The US budget deficit is expected to reach a record $438bn in 2009, according to estimates from the Congressional Budget Office (CBO).
It also warns the deficit could go higher as the figure does not take into account possible government costs for taking over Fannie Mae and Freddie Mac.
The CBO added the US government will run a deficit of $407bn this year.
During the next fiscal year - starting on 1 October - a "turbulent" economy would cut revenues, the CBO warned.
'Increase in spending'
The CBO estimate for 2009 does not include the possible costs of rescuing the two stricken giant mortgage firms, which was announced on Sunday.
Its assessment of $438bn would breach the 2004 record of $413bn and far outstrip the $161bn budget shortfall last year.
"The significant expansion in the deficit is the result of a substantial increase in spending and a halt in revenue growth," the CBO report said.
In 2008, the CBO estimates, federal spending will be 8.3% higher than it was in 2007; at the same time, total revenues will be less than they were in 2007.

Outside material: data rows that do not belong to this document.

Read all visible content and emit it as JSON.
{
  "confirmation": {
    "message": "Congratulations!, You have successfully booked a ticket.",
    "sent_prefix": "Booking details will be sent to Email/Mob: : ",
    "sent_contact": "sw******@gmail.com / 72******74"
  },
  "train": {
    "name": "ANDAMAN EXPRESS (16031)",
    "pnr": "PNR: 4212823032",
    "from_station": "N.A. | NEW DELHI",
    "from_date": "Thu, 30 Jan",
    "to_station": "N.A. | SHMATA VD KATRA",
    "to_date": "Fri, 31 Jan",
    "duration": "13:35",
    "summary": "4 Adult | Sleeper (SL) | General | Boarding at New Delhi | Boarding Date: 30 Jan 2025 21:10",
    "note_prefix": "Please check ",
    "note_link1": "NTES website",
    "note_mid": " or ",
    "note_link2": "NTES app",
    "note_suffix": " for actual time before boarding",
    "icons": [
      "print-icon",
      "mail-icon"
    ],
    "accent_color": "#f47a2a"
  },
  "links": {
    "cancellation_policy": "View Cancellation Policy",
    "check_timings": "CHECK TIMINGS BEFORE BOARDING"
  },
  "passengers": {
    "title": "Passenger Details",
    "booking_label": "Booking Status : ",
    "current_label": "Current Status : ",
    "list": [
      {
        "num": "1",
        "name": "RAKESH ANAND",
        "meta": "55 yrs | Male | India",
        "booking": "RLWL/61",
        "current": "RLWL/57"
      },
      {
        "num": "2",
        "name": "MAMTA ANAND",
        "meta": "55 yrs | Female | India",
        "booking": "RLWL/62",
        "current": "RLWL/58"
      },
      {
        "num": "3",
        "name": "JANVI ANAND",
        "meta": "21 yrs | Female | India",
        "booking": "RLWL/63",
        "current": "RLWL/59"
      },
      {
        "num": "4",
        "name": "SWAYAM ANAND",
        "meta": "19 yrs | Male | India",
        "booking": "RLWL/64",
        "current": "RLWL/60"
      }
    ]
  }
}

At a news conference, CBO director Peter Orszag said it was too soon to say whether the US officially is in a recession.
But he said that the recent rise in unemployment and economic weakness "are consistent with the pattern seen in past recessions, the past few recessions to be precise".
He also said CBO's budget estimates did not take into account possible costs related to the US government for taking over Fannie and Freddie.
But he said the cost of the operation should be directly incorporated into the federal budget, which could further swell deficits.